Sanctimony has always surrounded the race issue. It was an opportunity to have a simple belief in right and wrong. It did not require any thinking as the truth was known and all complexity was easily rejected out of hand as a sign of the emergence of evil.
Even though the book does not focus on race, merely addresses it, it is unlucky chapter thirteen that bears the brunt of the fury. This is the myth busting chapter. This is the chapter that shouts, "but he has no clothes."
Beyond the loss of self-importance people have based their entire economic lives on the untruth chapter thirteen exposes. Political careers are based upon it. And this is like the Pope responding to conclusive proof Jesus Christ died of old age. So many people have simply been wrong for most of their lives.

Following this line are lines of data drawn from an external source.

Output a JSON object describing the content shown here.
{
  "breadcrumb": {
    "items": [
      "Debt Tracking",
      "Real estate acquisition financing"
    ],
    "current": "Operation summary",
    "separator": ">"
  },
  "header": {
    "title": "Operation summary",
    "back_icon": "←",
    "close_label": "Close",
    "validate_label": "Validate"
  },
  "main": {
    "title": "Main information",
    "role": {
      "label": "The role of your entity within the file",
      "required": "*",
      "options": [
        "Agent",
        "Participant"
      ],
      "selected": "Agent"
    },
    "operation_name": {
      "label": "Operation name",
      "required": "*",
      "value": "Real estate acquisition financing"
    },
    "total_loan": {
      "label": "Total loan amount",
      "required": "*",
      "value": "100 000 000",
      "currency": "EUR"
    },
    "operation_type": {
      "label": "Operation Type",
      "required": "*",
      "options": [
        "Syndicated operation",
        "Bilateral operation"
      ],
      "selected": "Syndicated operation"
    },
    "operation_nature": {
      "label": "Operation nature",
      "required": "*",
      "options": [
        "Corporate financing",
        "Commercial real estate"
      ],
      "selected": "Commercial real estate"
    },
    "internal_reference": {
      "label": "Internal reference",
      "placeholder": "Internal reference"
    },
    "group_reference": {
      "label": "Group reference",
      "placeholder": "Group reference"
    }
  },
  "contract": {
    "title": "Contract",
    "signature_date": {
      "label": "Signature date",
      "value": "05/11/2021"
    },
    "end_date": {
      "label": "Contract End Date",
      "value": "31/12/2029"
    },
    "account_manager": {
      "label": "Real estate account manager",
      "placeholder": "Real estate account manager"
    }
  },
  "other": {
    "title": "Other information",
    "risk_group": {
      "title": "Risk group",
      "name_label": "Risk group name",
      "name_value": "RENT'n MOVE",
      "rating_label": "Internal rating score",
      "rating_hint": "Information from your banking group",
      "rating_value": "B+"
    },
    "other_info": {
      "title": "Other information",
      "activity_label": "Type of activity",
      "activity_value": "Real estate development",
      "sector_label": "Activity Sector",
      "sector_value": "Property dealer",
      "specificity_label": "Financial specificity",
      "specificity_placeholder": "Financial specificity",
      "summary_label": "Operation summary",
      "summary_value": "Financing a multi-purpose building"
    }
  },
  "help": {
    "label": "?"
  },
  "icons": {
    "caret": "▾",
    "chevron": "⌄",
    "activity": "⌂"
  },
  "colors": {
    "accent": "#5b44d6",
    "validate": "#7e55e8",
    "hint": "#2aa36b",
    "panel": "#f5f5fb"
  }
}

It is part and parcel with the ideals of a color blind society being abandoned and beginning the practice of reverse racism. If we truly had a color blind society, if we truly treated everyone as an individual then there would be no problem with chapter thirteen. Were that the case the chapter would simply explain the difference in racial representation in the various social categories (which is all it does) rather than as something evil that has to be fought.
The book does nothing to anyone of any race but rather it deals a mortal wound to those who believe in race, who believe in dealing with people as members of a race rather than as individuals. And without a race issue there is no race to be championed. Don Quixote can go home can go home; they really are windmills.